Did you make it all by yourself?"
Our hero the Cherokee pilot, not about to let the insult go by, came
back with: "I made it out of MD80 parts. Another landing like that and
I'll have enough parts for another one."
--------------------------------------------------
There's a story about the military pilot calling for a priority landing
because his single-engine jet fighter was running "a bit peaked."

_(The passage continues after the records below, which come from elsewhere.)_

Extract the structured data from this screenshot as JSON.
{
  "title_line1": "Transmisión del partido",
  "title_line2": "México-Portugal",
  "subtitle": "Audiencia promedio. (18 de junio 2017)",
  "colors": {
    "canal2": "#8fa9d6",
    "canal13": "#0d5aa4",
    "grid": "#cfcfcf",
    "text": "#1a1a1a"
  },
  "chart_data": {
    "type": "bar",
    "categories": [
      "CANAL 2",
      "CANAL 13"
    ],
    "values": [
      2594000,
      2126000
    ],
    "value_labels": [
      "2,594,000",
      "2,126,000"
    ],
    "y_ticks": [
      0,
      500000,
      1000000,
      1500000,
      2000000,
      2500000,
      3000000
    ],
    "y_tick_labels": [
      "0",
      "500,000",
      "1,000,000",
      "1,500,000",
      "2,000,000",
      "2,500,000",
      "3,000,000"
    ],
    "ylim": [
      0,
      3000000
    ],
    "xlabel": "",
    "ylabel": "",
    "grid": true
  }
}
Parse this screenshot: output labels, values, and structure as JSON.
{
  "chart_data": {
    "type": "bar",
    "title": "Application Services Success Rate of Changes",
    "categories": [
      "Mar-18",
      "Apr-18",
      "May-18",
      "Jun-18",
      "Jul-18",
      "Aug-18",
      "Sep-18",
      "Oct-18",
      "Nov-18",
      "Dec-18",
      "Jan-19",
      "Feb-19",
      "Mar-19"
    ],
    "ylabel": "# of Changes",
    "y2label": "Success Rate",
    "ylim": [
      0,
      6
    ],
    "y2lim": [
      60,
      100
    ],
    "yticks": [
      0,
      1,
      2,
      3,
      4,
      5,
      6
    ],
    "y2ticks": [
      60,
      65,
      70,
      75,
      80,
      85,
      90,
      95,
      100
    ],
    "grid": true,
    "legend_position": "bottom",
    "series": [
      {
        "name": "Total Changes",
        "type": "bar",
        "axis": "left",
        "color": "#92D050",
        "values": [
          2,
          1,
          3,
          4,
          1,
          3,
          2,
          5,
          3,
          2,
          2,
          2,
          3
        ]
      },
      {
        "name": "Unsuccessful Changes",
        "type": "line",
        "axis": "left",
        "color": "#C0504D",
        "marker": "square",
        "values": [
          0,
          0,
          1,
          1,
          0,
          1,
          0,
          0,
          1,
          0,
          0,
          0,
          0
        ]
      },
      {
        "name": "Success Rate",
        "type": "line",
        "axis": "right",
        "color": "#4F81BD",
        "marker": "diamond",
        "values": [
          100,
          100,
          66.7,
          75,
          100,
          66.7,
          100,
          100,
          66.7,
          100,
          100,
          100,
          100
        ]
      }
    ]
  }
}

Air Traffic Control told the fighter jock that he was number two
behind a B-52 that had one engine shut down. "Ah," the pilot remarked,
"the dreaded seven-engine approach."
----------------------------------------------
A student became lost during a solo cross-country flight. While
attempting to locate the aircraft on radar, ATC asked, "What was
your last known position?" Student: "When I was number one for
takeoff."
--------------------------------------------------
Taxiing down the tarmac, the 757 abruptly stopped, turned around
and returned to the gate. After an hour-long wait, it finally took
off. A concerned passenger asked the flight attendant , "What was
the problem?" "The pilot was bothered by a noise he heard in the
engine," explained the flight attendant," and it took us a while to
find a new pilot."
--------------------------------------------------
"Flight 2341, for noise abatement turn right 45 degrees." "But
Center, we are at 35,000 feet. How much noise can we make up here?"
"Sir, have you ever heard the noise a 747 makes when it hits a 727?"